“Darkness—sooty, portentous darkness—shrouds the whole scene; only above the accursed wood, as if through a horrid rift in the murky ceiling, a rainy deluge—‘sleety-flaw, discoloured water’—streams down amain, spreading a grisly, spectral light, even more horrible than that palpable night. Already the Earth pants thick and fast! The darkened Cross trembles! The winds are dropt—the air is stagnant—a muttering rumble growls underneath their feet, and some of the miserable crowd begin to fly down the hill. The horses sniff the coming terror, and become unmanageable through fear. The moment rapidly approaches, when, nearly torn asunder by His own weight, fainting with loss of blood, which now runs in narrower rivulets from His slit veins, His temples and breast drowned in sweat, and His black tongue parched with the fiery death-fever, Jesus cried, ‘I thirst.’ The deadly vinegar is elevated to Him.

“His head sinks, and the sacred corpse ‘swings senseless on the cross.’ A sheet of vermilion flame shoots sheer through the air and vanishes; the rocks of Carmel and Lebanon cleave asunder; the sea rolls on high from the sands its black, weltering waves. Earth yawns, and the graves give up their dwellers. The dead and the living are mingled together in unnatural conjunction, and hurry through the Holy City.

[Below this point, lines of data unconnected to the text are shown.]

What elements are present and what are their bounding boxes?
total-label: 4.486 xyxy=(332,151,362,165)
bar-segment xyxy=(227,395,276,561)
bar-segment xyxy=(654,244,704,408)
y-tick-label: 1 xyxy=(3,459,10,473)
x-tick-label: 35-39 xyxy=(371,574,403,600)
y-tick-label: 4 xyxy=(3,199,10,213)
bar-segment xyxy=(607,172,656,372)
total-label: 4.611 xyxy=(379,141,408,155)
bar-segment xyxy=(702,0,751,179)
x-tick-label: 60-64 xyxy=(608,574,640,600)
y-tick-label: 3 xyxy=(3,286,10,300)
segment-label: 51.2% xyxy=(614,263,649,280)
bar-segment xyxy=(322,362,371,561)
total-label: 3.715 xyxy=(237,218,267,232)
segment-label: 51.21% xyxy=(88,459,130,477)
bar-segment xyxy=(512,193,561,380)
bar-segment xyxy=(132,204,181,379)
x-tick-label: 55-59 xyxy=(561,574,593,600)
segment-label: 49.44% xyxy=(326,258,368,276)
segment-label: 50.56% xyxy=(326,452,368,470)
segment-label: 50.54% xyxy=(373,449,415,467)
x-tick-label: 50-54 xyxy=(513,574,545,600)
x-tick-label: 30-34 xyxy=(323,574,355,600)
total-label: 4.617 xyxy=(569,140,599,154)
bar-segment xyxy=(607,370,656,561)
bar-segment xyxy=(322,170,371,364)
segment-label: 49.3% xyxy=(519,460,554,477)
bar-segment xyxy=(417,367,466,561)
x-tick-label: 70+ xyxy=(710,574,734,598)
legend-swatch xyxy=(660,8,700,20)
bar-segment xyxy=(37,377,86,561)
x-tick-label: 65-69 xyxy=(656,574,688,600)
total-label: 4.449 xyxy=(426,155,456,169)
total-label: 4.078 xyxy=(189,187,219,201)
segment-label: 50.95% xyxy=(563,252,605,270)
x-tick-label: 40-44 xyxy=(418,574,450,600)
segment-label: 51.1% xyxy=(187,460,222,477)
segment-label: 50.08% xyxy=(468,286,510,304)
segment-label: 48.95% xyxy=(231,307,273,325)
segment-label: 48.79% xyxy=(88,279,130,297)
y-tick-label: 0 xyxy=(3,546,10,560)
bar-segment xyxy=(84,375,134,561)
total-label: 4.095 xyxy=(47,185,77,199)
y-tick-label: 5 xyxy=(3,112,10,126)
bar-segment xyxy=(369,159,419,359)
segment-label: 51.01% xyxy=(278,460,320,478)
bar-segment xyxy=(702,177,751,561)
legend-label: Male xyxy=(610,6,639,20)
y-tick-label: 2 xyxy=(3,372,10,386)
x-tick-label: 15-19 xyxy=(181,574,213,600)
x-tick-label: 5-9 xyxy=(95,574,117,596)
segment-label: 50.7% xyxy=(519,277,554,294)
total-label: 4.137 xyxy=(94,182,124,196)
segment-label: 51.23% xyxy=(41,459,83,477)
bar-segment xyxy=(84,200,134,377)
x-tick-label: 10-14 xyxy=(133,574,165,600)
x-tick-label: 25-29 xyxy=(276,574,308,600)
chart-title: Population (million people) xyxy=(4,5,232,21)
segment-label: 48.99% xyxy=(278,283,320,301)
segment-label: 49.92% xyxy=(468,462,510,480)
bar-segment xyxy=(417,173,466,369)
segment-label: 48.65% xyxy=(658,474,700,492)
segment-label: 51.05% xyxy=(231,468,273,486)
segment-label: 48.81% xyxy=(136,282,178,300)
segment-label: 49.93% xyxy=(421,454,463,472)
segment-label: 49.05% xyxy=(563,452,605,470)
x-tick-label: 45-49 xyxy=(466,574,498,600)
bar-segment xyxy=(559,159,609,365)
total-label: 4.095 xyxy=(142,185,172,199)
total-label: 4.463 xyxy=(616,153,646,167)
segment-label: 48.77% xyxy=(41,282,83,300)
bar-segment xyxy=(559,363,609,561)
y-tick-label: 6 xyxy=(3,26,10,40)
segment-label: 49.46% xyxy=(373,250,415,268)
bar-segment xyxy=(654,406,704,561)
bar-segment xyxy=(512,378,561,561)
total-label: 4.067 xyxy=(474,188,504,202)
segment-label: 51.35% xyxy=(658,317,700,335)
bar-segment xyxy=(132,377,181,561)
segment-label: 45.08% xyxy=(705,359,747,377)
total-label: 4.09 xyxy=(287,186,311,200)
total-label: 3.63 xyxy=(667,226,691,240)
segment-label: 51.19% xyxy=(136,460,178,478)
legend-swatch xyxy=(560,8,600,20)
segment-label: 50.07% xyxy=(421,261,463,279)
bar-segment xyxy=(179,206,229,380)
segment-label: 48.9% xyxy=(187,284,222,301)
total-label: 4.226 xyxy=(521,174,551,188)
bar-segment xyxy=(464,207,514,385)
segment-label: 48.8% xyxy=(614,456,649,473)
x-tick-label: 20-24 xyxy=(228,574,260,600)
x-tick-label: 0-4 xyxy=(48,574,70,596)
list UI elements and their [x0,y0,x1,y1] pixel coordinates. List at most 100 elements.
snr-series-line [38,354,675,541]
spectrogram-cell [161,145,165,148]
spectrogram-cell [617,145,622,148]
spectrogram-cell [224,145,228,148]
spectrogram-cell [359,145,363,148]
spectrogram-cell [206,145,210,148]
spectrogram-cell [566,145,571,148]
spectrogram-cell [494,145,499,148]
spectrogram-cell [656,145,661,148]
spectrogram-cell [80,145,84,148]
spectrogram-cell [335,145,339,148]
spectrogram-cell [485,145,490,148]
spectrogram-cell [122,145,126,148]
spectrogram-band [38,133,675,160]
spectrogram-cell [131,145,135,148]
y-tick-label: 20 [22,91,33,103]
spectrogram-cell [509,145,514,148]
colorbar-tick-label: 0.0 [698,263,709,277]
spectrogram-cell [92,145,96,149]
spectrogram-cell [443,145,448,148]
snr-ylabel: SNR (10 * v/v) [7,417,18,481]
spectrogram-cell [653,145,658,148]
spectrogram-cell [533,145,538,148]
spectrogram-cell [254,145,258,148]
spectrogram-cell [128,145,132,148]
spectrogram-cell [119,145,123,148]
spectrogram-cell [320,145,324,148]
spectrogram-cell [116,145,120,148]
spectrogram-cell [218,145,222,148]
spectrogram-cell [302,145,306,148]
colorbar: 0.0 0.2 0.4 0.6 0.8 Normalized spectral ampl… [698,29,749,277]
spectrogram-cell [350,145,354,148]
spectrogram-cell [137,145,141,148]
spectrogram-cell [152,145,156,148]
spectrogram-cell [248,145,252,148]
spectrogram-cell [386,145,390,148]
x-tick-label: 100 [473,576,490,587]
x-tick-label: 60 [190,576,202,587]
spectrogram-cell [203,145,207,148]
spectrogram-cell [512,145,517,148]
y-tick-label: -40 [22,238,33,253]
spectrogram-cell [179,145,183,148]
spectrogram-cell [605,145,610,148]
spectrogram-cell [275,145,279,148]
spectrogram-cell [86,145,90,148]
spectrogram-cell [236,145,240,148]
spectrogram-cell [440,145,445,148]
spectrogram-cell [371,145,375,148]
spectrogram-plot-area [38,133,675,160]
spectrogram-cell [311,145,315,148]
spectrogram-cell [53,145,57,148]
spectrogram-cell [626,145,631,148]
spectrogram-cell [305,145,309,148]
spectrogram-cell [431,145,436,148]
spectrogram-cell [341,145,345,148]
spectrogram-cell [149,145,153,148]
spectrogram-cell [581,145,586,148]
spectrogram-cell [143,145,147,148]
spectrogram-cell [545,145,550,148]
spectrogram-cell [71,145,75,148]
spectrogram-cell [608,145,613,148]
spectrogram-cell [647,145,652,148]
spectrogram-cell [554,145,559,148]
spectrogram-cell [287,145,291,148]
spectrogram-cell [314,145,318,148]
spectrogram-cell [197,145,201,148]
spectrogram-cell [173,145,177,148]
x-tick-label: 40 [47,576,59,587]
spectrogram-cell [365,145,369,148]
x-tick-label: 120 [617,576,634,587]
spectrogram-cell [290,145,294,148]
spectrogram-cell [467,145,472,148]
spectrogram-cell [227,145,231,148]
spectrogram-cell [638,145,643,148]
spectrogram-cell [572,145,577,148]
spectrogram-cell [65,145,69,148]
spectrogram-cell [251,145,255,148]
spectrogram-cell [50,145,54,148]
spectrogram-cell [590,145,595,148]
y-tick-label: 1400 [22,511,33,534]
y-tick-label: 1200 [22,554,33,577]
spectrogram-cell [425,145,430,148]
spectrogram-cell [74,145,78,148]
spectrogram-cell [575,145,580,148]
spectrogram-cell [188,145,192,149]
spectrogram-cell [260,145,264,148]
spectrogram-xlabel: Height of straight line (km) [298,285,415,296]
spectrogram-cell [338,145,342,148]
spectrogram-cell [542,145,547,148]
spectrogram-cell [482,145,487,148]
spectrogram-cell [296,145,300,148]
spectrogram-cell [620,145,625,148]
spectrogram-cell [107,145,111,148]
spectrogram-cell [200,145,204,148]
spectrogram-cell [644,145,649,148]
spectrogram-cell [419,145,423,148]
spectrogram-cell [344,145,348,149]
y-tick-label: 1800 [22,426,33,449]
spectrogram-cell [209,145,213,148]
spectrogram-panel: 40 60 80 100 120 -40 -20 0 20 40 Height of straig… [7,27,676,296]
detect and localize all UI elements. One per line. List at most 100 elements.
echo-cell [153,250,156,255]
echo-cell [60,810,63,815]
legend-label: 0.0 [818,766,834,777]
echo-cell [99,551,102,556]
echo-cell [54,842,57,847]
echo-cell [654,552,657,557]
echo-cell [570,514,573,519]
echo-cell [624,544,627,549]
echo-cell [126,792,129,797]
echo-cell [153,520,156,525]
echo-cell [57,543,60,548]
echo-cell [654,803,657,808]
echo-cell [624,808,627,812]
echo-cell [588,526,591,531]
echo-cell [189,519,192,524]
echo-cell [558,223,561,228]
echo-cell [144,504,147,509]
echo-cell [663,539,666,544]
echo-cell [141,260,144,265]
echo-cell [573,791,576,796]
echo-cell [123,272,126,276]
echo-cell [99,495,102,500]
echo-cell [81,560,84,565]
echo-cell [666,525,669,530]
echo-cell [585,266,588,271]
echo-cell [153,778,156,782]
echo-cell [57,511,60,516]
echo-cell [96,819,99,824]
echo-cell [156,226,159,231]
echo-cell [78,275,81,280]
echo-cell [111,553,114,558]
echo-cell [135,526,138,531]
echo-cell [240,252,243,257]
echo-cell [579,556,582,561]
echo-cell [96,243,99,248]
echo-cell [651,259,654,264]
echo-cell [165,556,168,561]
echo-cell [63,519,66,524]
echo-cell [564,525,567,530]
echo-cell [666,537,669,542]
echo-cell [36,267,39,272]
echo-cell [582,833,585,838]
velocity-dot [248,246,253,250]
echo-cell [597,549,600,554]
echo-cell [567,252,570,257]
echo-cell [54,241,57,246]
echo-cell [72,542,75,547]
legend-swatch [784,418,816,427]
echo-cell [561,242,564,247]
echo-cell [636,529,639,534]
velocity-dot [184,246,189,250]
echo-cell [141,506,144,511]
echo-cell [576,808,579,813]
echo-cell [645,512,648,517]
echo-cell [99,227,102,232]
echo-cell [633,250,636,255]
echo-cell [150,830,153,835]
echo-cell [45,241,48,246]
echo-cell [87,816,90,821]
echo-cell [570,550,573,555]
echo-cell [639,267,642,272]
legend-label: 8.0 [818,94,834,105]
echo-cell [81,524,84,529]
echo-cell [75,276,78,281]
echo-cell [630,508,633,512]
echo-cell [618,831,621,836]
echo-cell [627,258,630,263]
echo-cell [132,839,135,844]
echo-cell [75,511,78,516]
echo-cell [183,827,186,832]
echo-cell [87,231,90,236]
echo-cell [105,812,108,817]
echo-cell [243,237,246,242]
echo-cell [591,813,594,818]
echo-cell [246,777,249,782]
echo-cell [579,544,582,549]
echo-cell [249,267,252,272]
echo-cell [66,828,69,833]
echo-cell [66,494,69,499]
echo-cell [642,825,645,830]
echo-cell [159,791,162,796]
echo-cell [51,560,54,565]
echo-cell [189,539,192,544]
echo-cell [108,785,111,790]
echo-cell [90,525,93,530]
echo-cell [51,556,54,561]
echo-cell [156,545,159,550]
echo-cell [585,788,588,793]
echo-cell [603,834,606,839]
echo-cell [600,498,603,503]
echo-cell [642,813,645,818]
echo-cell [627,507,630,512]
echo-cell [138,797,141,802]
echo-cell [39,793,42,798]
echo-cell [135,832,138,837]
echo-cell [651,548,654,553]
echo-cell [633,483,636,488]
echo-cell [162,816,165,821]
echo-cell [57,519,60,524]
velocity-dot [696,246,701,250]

“New prodigies await them there. The veil of the Temple—the unpierceable veil—is rent asunder from top to bottom, and that dreaded recess, containing the Hebrew mysteries—the fatal ark, with the tables and seven-branched candelabrum—is disclosed by the light of unearthly flames to the God-deserted multitude.”

“Strange!” he mused, as his eyes stared into space, his mind occupied with the thought of the extract. “Strange how everything of late seems to be compelling my attention to the Christ—Christ past, Christ future.”

At that instant he heard someone mention the name of his paper. He glanced in the direction of the voices. Two gentlemen were talking together. It was evident that his own identity was utterly unknown to them.

“You’re right, you’re right,” the second man was saying. “A very clever fellow, evidently, that editor of the Courier.”

“You have noticed, of course,” the first man went on, “those striking paragraphs, of late, about the Jews. Though, to a keen student of the subject, they show a very superficial knowledge; still, it is refreshing to find a modern newspaper editor writing like that at all.”

“Yes,” the other said, “but it is strange how few people, even Christian people, ever realize how intimately the future of the Jewish race is bound up with that other shamefully neglected truth—the coming of the Lord for His Church. I wish the editor of the Courier, and every other newspaper editor, could be induced to go this afternoon and hear Major H—— speak on these things at the —— Room.”

“British Museum!” called the conductor of the car. The two talkers got out. Tom Hammond also alighted. As he mounted in the lift to the street, he decided that he would hear this major on the subject that was occupying his own perplexed thought so much.

Three o’clock that afternoon found him one of a congregation of three to four hundred persons in the —— Room. He was amazed at the quality of the audience. He recognized quite a dozen well-known London clergymen and ministers, with a score of other equally well-known laymen—literary men, merchants, etc. All were of a superior class. There was a large sprinkling of ladies, who, in many cases, were evidently sisters. Unaccustomed to such meetings, Tom Hammond did not know how enormous is the number of Christian women who are to be found at special religious gatherings, conventions, etc.